Absolument pas. On ne saurait assez combattre les préjugés que l’on a pour un prétendu vieux chemin de fer ankylosé. Le problème est-il simple ? Les décisions sont prises dans le délai de quelques jours. Le problème est-il complexe ? Il l’est pour le client comme pour nous. Lui aussi doit se documenter et mener des pourparlers. Les décisions importantes, aussi bien dans l’industrie privée que chez nous, ne peuvent être prises à l’emporte-pièce. Actuellement, nous ne devons plus faire de complexe. L’industrie reconnaît en général que la S.N.C.B. a fortement évolué.
Comment voyez-vous l’avenir de notre trafic par charges complètes : avec optimisme ou pessimisme ?
Excellente question pour conclure ! Je suis heureux do vous dire que je suis parfaitement optimiste... et ce n’est pas un optimisme de commande.
Le chemin de fer est pris entre la concurrence du camion et celle de la voie d’eau. Nos concurrents ont des avantages au départ : moins ou pas de charges d’infrastructure, main-d’œuvre bon marché, plus de liberté dans les tarifs. Etc., etc. En outre, il y a un programme d’infrastructure pour l’eau (mise au gabarit de 1.350 t des principaux canaux) et pour la route (autoroutes). Malgré tout, si, jusqu’en 1958, notre trafic intérieur a été en régression constante, nous avons trouvé plus qu’une compensation dans le développement des trafics internationaux. Voici d’ailleurs l’évolution de notre trafic global :
(En millions de t/km. transports militaires non compris)
1958 | 1961 | 1962 | |
---|---|---|---|
Intérieur | 1.517 | 1.519 | 1.541 |
Exportation | 902 | 955 | 940 |
Importation | 2.025 | 2.434 | 2.432 |
Transit | 1.334 | 1.499 | 1.507 |
5.778 | 6.407 | 6.420 |
Vous voyez qu’en dépit de l’inégalité des chances au départ, le trafic intérieur, après sa stabilisation, donne des signes de redressement, et les trafics internationaux se portent bien.

Pour l’avenir, je ne voudrais pas faire ici de pronostics chiffrés, mais il existe d’excellentes perspectives dans la mesure où le chemin de fer, après avoir modernisé la traction, modernisera rapidement son matériel de transport.

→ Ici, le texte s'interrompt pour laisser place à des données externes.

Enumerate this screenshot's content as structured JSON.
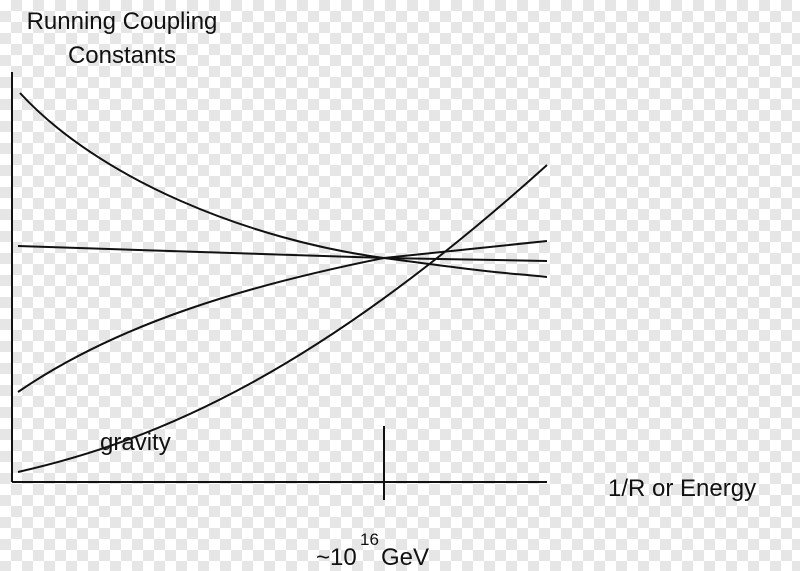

En trafic intérieur, nous ne devons pas lutter pour conserver des trafics dispersés ou occasionnels, mais pour obtenir des courants massifs. Pour ceux-ci, avec du matériel spécialisé, tels que les wagons à déchargement automatique, nous pouvons, malgré les charges que nous supportons, être largement compétitifs. Au début de 1964, nous disposerons déjà d’un parc spécialisé important et nous le développerons. Notre trafic intérieur, compte tenu de ce fait et de l’implantation de nouvelles industries dans le pays, amorcera des progrès substantiels. En trafic international, le développement des échanges s’accentue et nous en bénéficions pleinement.
Bref, que la direction M.A. nous offre du bon matériel, que la direction E. donne de bonnes dessertes et de bons acheminements, nous ferons de bons tarifs et une fructueuse prospection... et la direction F. pourra enregistrer de bons résultats.